Proof of Concept

The LocoPuente PoC is running today on two consumer GPUs already in the LocoLabo fleet. This is not a simulation. These machines are running the full stack.

Hardware

	GPU 0 (Primary)	GPU 1 (Secondary)
Machine	Pulpo	Puente
Card	NVIDIA RTX 3060	NVIDIA RTX 2060 Super
VRAM	12 GB GDDR6	8 GB GDDR6
Bandwidth	360 GB/s	448 GB/s
CUDA Compute	8.6	7.5
Role	Primary LLM + image generation	Voice (TTS/STT) + secondary LLM

The dual-GPU arrangement eliminates the sequential switching constraint of a single-GPU setup. All services run concurrently — voice and LLM inference happen simultaneously on separate cards.

VRAM Budget

GPU 0 — Pulpo, RTX 3060 12 GB

Service	Model	VRAM
Ollama instance 0	Llama 3.1 8B Q4_K_M	~5 GB
ComfyUI (SDXL)	SDXL 1.0 base	~6.5 GB
LLM only		~5 GB
Image gen only		~6.5 GB
LLM + image gen		~11.5 GB — tight, not recommended concurrently

GPU 1 — Puente, RTX 2060 Super 8 GB

Service	Model	VRAM
Speaches STT	Whisper base/small	~0.5 GB
Speaches TTS	Kokoro 82M	~0.2 GB
Ollama instance 1	Mistral 7B / Phi-3 Mini Q4	~4.5 GB
Total concurrent		~5.2 GB — comfortable headroom

PoC Capabilities

Capability	Tool	GPU	Status
LLM chat — general	Open WebUI + Ollama	Pulpo	Ready
LLM chat — secondary	Open WebUI + Ollama	Puente	Ready
Web search in chat	Open WebUI + SearXNG	—	Ready
Cited AI web search	Perplexica + SearXNG	Pulpo	Ready
Research nudge intervention	Custom chat	Pulpo	Ready
Unit RAG chatbot (Blackboard)	AnythingLLM	Pulpo	Ready
Voice input (STT)	Speaches + Whisper	Puente	Ready
Voice output (TTS)	Speaches + Kokoro	Puente	Ready
Research assistant + podcast	Open Notebook AI	Pulpo	Ready
Image generation (in-chat)	Open WebUI + ComfyUI	Pulpo	Ready
Image generation (direct UI)	ComfyUI	Pulpo	Ready
PDF tools	Stirling PDF	—	Ready
Collaborative whiteboard	Excalidraw	—	Ready
Citation + writing check	CiteSight	External	Ready
Voice + LLM concurrent	All services	Both cards	Ready

Known Constraints

LLM inference and SDXL image generation on Pulpo should not run simultaneously — both together approach the 12 GB ceiling.
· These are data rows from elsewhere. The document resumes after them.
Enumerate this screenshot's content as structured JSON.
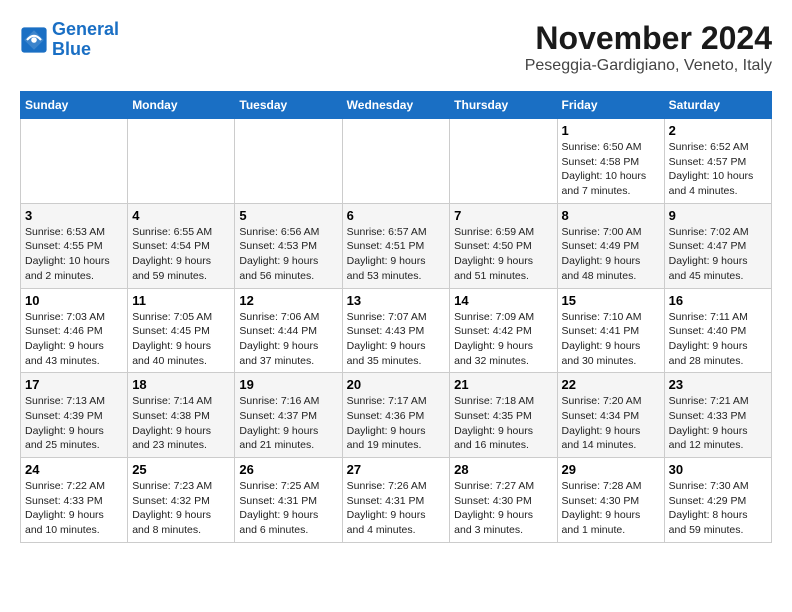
{
  "header": {
    "logo_line1": "General",
    "logo_line2": "Blue",
    "month_title": "November 2024",
    "subtitle": "Peseggia-Gardigiano, Veneto, Italy"
  },
  "weekdays": [
    "Sunday",
    "Monday",
    "Tuesday",
    "Wednesday",
    "Thursday",
    "Friday",
    "Saturday"
  ],
  "weeks": [
    [
      {
        "day": "",
        "info": ""
      },
      {
        "day": "",
        "info": ""
      },
      {
        "day": "",
        "info": ""
      },
      {
        "day": "",
        "info": ""
      },
      {
        "day": "",
        "info": ""
      },
      {
        "day": "1",
        "info": "Sunrise: 6:50 AM\nSunset: 4:58 PM\nDaylight: 10 hours and 7 minutes."
      },
      {
        "day": "2",
        "info": "Sunrise: 6:52 AM\nSunset: 4:57 PM\nDaylight: 10 hours and 4 minutes."
      }
    ],
    [
      {
        "day": "3",
        "info": "Sunrise: 6:53 AM\nSunset: 4:55 PM\nDaylight: 10 hours and 2 minutes."
      },
      {
        "day": "4",
        "info": "Sunrise: 6:55 AM\nSunset: 4:54 PM\nDaylight: 9 hours and 59 minutes."
      },
      {
        "day": "5",
        "info": "Sunrise: 6:56 AM\nSunset: 4:53 PM\nDaylight: 9 hours and 56 minutes."
      },
      {
        "day": "6",
        "info": "Sunrise: 6:57 AM\nSunset: 4:51 PM\nDaylight: 9 hours and 53 minutes."
      },
      {
        "day": "7",
        "info": "Sunrise: 6:59 AM\nSunset: 4:50 PM\nDaylight: 9 hours and 51 minutes."
      },
      {
        "day": "8",
        "info": "Sunrise: 7:00 AM\nSunset: 4:49 PM\nDaylight: 9 hours and 48 minutes."
      },
      {
        "day": "9",
        "info": "Sunrise: 7:02 AM\nSunset: 4:47 PM\nDaylight: 9 hours and 45 minutes."
      }
    ],
    [
      {
        "day": "10",
        "info": "Sunrise: 7:03 AM\nSunset: 4:46 PM\nDaylight: 9 hours and 43 minutes."
      },
      {
        "day": "11",
        "info": "Sunrise: 7:05 AM\nSunset: 4:45 PM\nDaylight: 9 hours and 40 minutes."
      },
      {
        "day": "12",
        "info": "Sunrise: 7:06 AM\nSunset: 4:44 PM\nDaylight: 9 hours and 37 minutes."
      },
      {
        "day": "13",
        "info": "Sunrise: 7:07 AM\nSunset: 4:43 PM\nDaylight: 9 hours and 35 minutes."
      },
      {
        "day": "14",
        "info": "Sunrise: 7:09 AM\nSunset: 4:42 PM\nDaylight: 9 hours and 32 minutes."
      },
      {
        "day": "15",
        "info": "Sunrise: 7:10 AM\nSunset: 4:41 PM\nDaylight: 9 hours and 30 minutes."
      },
      {
        "day": "16",
        "info": "Sunrise: 7:11 AM\nSunset: 4:40 PM\nDaylight: 9 hours and 28 minutes."
      }
    ],
    [
      {
        "day": "17",
        "info": "Sunrise: 7:13 AM\nSunset: 4:39 PM\nDaylight: 9 hours and 25 minutes."
      },
      {
        "day": "18",
        "info": "Sunrise: 7:14 AM\nSunset: 4:38 PM\nDaylight: 9 hours and 23 minutes."
      },
      {
        "day": "19",
        "info": "Sunrise: 7:16 AM\nSunset: 4:37 PM\nDaylight: 9 hours and 21 minutes."
      },
      {
        "day": "20",
        "info": "Sunrise: 7:17 AM\nSunset: 4:36 PM\nDaylight: 9 hours and 19 minutes."
      },
      {
        "day": "21",
        "info": "Sunrise: 7:18 AM\nSunset: 4:35 PM\nDaylight: 9 hours and 16 minutes."
      },
      {
        "day": "22",
        "info": "Sunrise: 7:20 AM\nSunset: 4:34 PM\nDaylight: 9 hours and 14 minutes."
      },
      {
        "day": "23",
        "info": "Sunrise: 7:21 AM\nSunset: 4:33 PM\nDaylight: 9 hours and 12 minutes."
      }
    ],
    [
      {
        "day": "24",
        "info": "Sunrise: 7:22 AM\nSunset: 4:33 PM\nDaylight: 9 hours and 10 minutes."
      },
      {
        "day": "25",
        "info": "Sunrise: 7:23 AM\nSunset: 4:32 PM\nDaylight: 9 hours and 8 minutes."
      },
      {
        "day": "26",
        "info": "Sunrise: 7:25 AM\nSunset: 4:31 PM\nDaylight: 9 hours and 6 minutes."
      },
      {
        "day": "27",
        "info": "Sunrise: 7:26 AM\nSunset: 4:31 PM\nDaylight: 9 hours and 4 minutes."
      },
      {
        "day": "28",
        "info": "Sunrise: 7:27 AM\nSunset: 4:30 PM\nDaylight: 9 hours and 3 minutes."
      },
      {
        "day": "29",
        "info": "Sunrise: 7:28 AM\nSunset: 4:30 PM\nDaylight: 9 hours and 1 minute."
      },
      {
        "day": "30",
        "info": "Sunrise: 7:30 AM\nSunset: 4:29 PM\nDaylight: 8 hours and 59 minutes."
      }
    ]
  ]
}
In practice, Ollama unloads after inactivity before image generation is triggered.
Puente’s 8 GB VRAM is sufficient for voice + secondary LLM but cannot run SDXL. Image generation stays on Pulpo only.
System RAM should be 32 GB minimum to avoid model paging to disk.
The custom chat tool is the only interface with research consent and logging. Do not route research participants through other interfaces.

The Cost Argument

The PoC hardware costs less than a single semester of commercial AI subscriptions for a cohort of students. Two secondhand consumer GPUs. Running the full stack. Today.